A big plus is that you have extra hours in the day because you no longer have to commute.   

Being a virtual employee is still a real job! Do your job every day – follow your schedule, stay focused, and get the job done! The key to productivity is discipline.

3.    Manage Distractions

No TV in the background, surfing the Internet, and checking/posting on social media.

With no one is looking over your shoulder, you must deal with the temptation to “watch just one program on TV” or have that second (or third) cup of coffee before you sit down to work.

If you have a family, you have the possibility of frequent interruptions, noise, and unexpected distractions. Enlist your family’s support by asking them to agree to respect your schedule and understand that during working hours you are unavailable.

The more disciplined and consistent you are, the more your family will accept that you are working – just as you always have. They will eventually realize the only difference is that you are doing it at home.

Just because management is out of sight – they should not be out of mind. You do not have free rein to do whatever you feel like doing throughout the day just because you are at home.

It is a good idea at the end of each day to make a list of things you need to accomplish the next day, which helps you to stay on track – preventing the temptation to flit from one thing to another, randomly doing whatever comes to mind. Disorganization results in low productivity and potential failure in the long-run.

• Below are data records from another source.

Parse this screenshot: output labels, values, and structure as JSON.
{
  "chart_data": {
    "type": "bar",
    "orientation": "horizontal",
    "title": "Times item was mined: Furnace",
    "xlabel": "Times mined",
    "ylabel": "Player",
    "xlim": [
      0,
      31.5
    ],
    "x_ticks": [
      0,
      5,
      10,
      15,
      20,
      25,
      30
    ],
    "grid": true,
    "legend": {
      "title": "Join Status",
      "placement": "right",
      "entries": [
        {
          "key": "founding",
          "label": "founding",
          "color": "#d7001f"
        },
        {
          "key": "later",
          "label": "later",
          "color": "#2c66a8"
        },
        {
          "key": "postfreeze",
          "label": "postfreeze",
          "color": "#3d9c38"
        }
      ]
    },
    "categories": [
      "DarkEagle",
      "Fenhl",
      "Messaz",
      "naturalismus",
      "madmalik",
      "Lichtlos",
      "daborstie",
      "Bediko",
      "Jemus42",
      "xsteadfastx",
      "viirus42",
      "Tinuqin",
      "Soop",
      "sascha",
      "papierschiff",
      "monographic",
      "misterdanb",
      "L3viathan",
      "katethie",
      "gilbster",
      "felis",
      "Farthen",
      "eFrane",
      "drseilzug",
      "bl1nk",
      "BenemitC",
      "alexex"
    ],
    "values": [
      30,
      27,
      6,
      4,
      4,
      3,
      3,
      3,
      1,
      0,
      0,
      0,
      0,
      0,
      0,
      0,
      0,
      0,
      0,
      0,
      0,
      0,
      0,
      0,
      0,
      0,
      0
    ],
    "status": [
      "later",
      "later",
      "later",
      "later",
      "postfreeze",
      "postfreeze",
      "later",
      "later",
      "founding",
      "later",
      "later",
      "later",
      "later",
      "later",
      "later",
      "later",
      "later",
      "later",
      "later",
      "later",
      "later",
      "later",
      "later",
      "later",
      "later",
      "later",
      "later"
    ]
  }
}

A plan for how you will use your working hours can be as simple as dividing your day into blocks of time and assigning a category of work to each chunk of time. Google Calendar is a useful tool for planning and includes daily reminders of what you should be doing at certain times of the day.

A solid work ethic, self-discipline and the ability to stay focused (on-point) are three key characteristics that you will find in all successful self-employed or virtual employees. If those characteristics are already part of your make-up, you are WAY ahead of the game. If not, the faster you develop them, the faster you will realize the success you are seeking.

4.    Enlist Your Family’s Support

Your family may not understand at first that nothing has changed about the work you do, except the location in which you are doing it. Talk to them about the change and what it will mean for them.

Post a schedule of your work hours on the door, or a wall near your desk and ask them to honor the time you are “at work.”  There should be no interruptions except in cases of life and death emergencies.

Do Not Distrub Sign for Doorknow A “do not disturb” sign on the door can be very effective. You should also make it clear that when the sign is on the doorknob, the only acceptable form of communication is texting, to which you will not reply unless it is an emergency.

One of the problems that can develop from your being at home all day is that you should be available and willing to play with them, talk to them, or help them with something anytime they ask. 

These problematic infringements on your time are easier to combat when you are clear about the situation, and you have a work schedule in place that you follow religiously.

There should be no question in their minds (or yours) about what you are doing. It is important to have clear rules about when you are available and when you are not.

5.    Be Disciplined and Consistent

You may be thinking, “Working from home will be a piece of cake, no worries,” and brush off the suggestions I have given you.

Mastering unexpected change in a daily long-term routine requires self-discipline together with consistent and focused effort. You must be willing to invest the necessary time and effort for as long as it takes, without relenting, until you have developed a new rhythm and flow to the way you do your work in this new environment.

Developing this kind of disciplined consistency as a virtual employee is usually most difficult in the beginning. You will never be as productive in your new working environment as you were in the office if you are not willing and able to put forth consistent and focused effort over time.

Good luck and enjoy the ride. Working virtually can be a rich and rewarding experience if you choose to take the necessary steps that will make it so.